We begin the story with Caelum traveling from his current home in Colorado to his childhood home in Connecticut to bury his aunt Lolly, who has recently passed away. It was slow-moving; Lamb writes, at times, with excruciating detail. He also interrupts his main story line with long childhood flashbacks, poorly written from a child’s point of view. (And I can’t stand when he starts a paragraph with something like this, especially from adult-Caelum’s POV: “The janitor at my school? With the peep hole in his broom closet?” Too many “questions”!)
The story immediately picks up beginning with the Columbine massacre. Maureen, trapped in a cabinet in the library during the shooting, is severely, debilitatingly traumatized. Lamb includes not only an accurate depiction of the events that took place that fateful day in ’99 and the names of the actual victims, but he also provides us with very disturbing excerpts and quotations from Harris’s and Klebold’s diaries, online writings, and videos. With the blurring of fact and fiction, it was at times hard to believe that I was reading about a fictional protagonist.

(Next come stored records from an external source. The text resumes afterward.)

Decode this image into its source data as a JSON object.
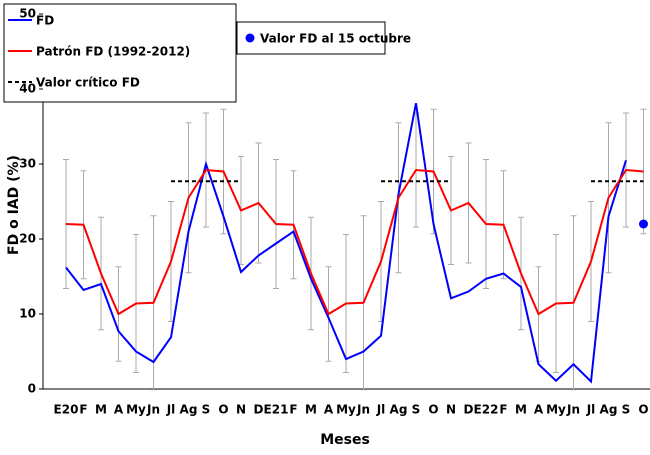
{
  "chart_data": {
    "type": "line",
    "y_label": "FD o IAD (%)",
    "x_label": "Meses",
    "categories": [
      "E20",
      "F",
      "M",
      "A",
      "My",
      "Jn",
      "Jl",
      "Ag",
      "S",
      "O",
      "N",
      "D",
      "E21",
      "F",
      "M",
      "A",
      "My",
      "Jn",
      "Jl",
      "Ag",
      "S",
      "O",
      "N",
      "D",
      "E22",
      "F",
      "M",
      "A",
      "My",
      "Jn",
      "Jl",
      "Ag",
      "S",
      "O"
    ],
    "ylim": [
      0,
      50
    ],
    "yticks": [
      0,
      10,
      20,
      30,
      40,
      50
    ],
    "series": [
      {
        "name": "FD",
        "color": "#0000ff",
        "values": [
          16.2,
          13.2,
          14,
          7.7,
          5,
          3.6,
          6.9,
          21,
          30,
          23,
          15.6,
          17.8,
          19.4,
          21,
          14.7,
          9.5,
          4,
          5,
          7.1,
          26,
          38.1,
          22,
          12.1,
          13,
          14.7,
          15.4,
          13.6,
          3.3,
          1.1,
          3.3,
          1,
          23,
          30.5,
          null
        ]
      },
      {
        "name": "Patrón FD (1992-2012)",
        "color": "#ff0000",
        "values": [
          22,
          21.9,
          15.4,
          10,
          11.4,
          11.5,
          17,
          25.5,
          29.2,
          29,
          23.8,
          24.8,
          22,
          21.9,
          15.4,
          10,
          11.4,
          11.5,
          17,
          25.5,
          29.2,
          29,
          23.8,
          24.8,
          22,
          21.9,
          15.4,
          10,
          11.4,
          11.5,
          17,
          25.5,
          29.2,
          29
        ],
        "errors": [
          8.6,
          7.2,
          7.5,
          6.3,
          9.2,
          11.6,
          8,
          10,
          7.6,
          8.3,
          7.2,
          8,
          8.6,
          7.2,
          7.5,
          6.3,
          9.2,
          11.6,
          8,
          10,
          7.6,
          8.3,
          7.2,
          8,
          8.6,
          7.2,
          7.5,
          6.3,
          9.2,
          11.6,
          8,
          10,
          7.6,
          8.3
        ]
      },
      {
        "name": "Valor crítico FD",
        "color": "#000000",
        "dash": true,
        "values": [
          null,
          null,
          null,
          null,
          null,
          null,
          27.7,
          27.7,
          27.7,
          27.7,
          27.7,
          null,
          null,
          null,
          null,
          null,
          null,
          null,
          27.7,
          27.7,
          27.7,
          27.7,
          27.7,
          null,
          null,
          null,
          null,
          null,
          null,
          null,
          27.7,
          27.7,
          27.7,
          27.7
        ]
      },
      {
        "name": "Valor FD al 15 octubre",
        "color": "#0000ff",
        "marker": true,
        "values": [
          null,
          null,
          null,
          null,
          null,
          null,
          null,
          null,
          null,
          null,
          null,
          null,
          null,
          null,
          null,
          null,
          null,
          null,
          null,
          null,
          null,
          null,
          null,
          null,
          null,
          null,
          null,
          null,
          null,
          null,
          null,
          null,
          null,
          22
        ]
      }
    ]
  }
}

In an attempt to escape the tragedy, the Quirks move to Caelum’s childhood home in Connecticut. Of course, the trouble is far, far from over. Maureen’s crippling PTSD follows her across the country, and Caelum has a very difficult time trying to help her heal. She becomes addicted to Xanax and finds herself in trouble with the law — and here the book veers off in such a new direction that I almost forgot that Columbine was part of the story.
The last third or so of the book really goes downhill. When a new tenant of Caelum’s discovers a goldmine of old diary entries, letters, and other documents of Caelum’s great-grandmother’s in their house, she uses them to write her women’s studies thesis. Unfortunately, I was pretty bored by the thesis — all of which was included in this book. It took me too much out of the story and too far away from the characters I had (finally) begun to root for. The thesis about his ancestors helps Caelum unearth and then solve some mysteries of his family history, but it really slows down the story. Suddenly we’re talking about women’s prisons, the Civil War and slavery? The book is ambitious in scope, but ultimately it tries to encompass way too many events and time periods. (At one point Caelum even refers to Lamb’s two main characters in I Know This Much Is True. It’s a bit much.)
In the end, after a few more big tragic shockers, everything gets tied up nicely — perhaps a bit too nicely.
In all, the story focuses heavily on the psychological effects of violence, be it war or school shootings. Tragedies big or small can set in motion of a vast chain of events. “[S]ome explosion — as local as rifle fire, as worldwide as war — can set things reeling in a whole different direction, can cause a fork in the road. And one path may lead to disintegration, the other to a reordered world.”